Yesterday we celebrated my wonderful husband's 44th birthday. As a treat for him I decided to make his mom's "famous" cream puffs. It's a favorite "taste memory" for him as a kid and it brings back fond memories for us both of his mom who has been gone too long.
The weekend plans went back and forth, first he and the kids were going to be gone till Sunday and I was going to make him before they got back, then Saturday night they decided to come home early because my middle child didn't want to miss church, so then I ran out of time and wasn't going to make them after all (he didn't know my plan, so no disappointment, right?) Then when the afternoon went awry and he found himself cleaning out the garage while my younger two children found themselves banished to their bedrooms and my oldest awaited his "other plans" for the evening, I decided to run to the store and grab the $21.63 worth of groceries after all.
As I stood in the store Sunday afternoon thinking about the (now) rush to throw them together I contemplated buying a box of instant pudding rather than making the "from scratch" version that made the memory special. I quickly ditched the thought and bought what I needed to stay true to the recipe instead.
Instant pudding is easy, add milk whisk and chill. Making the pudding from scratch is a much more involved process, timing is important, patience too - as I stood there stirring over the hot stove and the heating oven (for the "puff" portion of this little treat) I was very aware of how much easier the little box of Jell-O would have been. I looked back and forth at my recipe, I waited and watched for the liquid to reach the right level of thickness stirring and scraping the bottom of the pan where all the thick seemed to want to remain. On the stove, off the stove, add this, mix that, back on the stove - every step was critical.
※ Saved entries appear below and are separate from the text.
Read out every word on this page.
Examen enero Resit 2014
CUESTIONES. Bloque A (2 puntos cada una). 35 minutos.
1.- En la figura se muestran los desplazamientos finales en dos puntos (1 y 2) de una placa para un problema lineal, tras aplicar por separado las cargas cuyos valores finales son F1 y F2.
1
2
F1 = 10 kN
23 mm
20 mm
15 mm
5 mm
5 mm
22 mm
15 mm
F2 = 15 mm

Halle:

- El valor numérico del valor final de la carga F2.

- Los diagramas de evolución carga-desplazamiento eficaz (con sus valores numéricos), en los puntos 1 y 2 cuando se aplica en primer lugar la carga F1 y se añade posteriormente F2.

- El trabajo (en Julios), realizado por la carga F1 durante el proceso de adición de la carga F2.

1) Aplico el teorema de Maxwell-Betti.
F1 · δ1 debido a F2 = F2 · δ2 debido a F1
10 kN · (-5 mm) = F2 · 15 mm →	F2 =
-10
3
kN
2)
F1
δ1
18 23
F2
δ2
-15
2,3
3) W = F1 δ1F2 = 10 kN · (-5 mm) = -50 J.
I thought about how the Lord must be standing patiently over the "pot" that is my life. The patience he must have with me, adding this, separating that, stirring constantly, creating his masterpiece as well. Even the waiting that is required with the pudding is sometimes required in My Walk of Faith. As I poured my mixture into a bowl and laid the plastic wrap right on top of the warm mixture only to put it in the refrigerator just to sit. It sits and prepares - it seems like nothing id happening, but being in the right "environment" and letting it "chill" makes the pudding the pudding, and not just a lot of sweet and runny slop.
When I made the puffs, they were involved too - and I got impatient. First I couldn't find the right pan, and I used one that was too big. It didn't fit the need. Adding to my impatience the recipe calls for letting the dough to sit for ten minutes - just sit. Then for the next step you have to add four eggs, but you have to add one at a time, mixing each one through one at a time, working out the lumps and making the dough smooth. It wasn't working in the oversize pot. I ended up adding the last two eggs at the same trying to rush the process. I had a mix of runny lumps, and when I tried (in false faith) to scoop them out onto the pan to put in the oven, they just oozed into each other. As I stood there it was obvious I had gotten it wrong. All the ingredients were there, but they weren't put together the right way, I tried to do it my way instead of following the directions.
That too made me think a lot about the Lord and me. And how I make such a huge mistake sometimes to work my way around Him instead of just doing things exactly the way He said, and how I end up with the mess that isn't good for anything at all. I scooped the glob into the sink and ran it down the drain. The second time I I followed the recipe to a tee, and in the end, I got the results that were intended.
The fact of the matter is, in this "kitchen" called life - God is the Master Chef - and His is making a "delicious" creation in our lives - but in order to experience the fullness of that, we have to follow His recipe - and even when that means sitting in the "cooler" or waiting on the stove, or adding "what's next" slowly and methodically - it is for God's good purpose. He knows what He's doing, and nobody wants to have to run the first failure down the drain, but if we have to, I am thankful we can always come back to the recipe if we have to! Because the fact is, when we take a "bite" out of the completed product, it's totally worth it!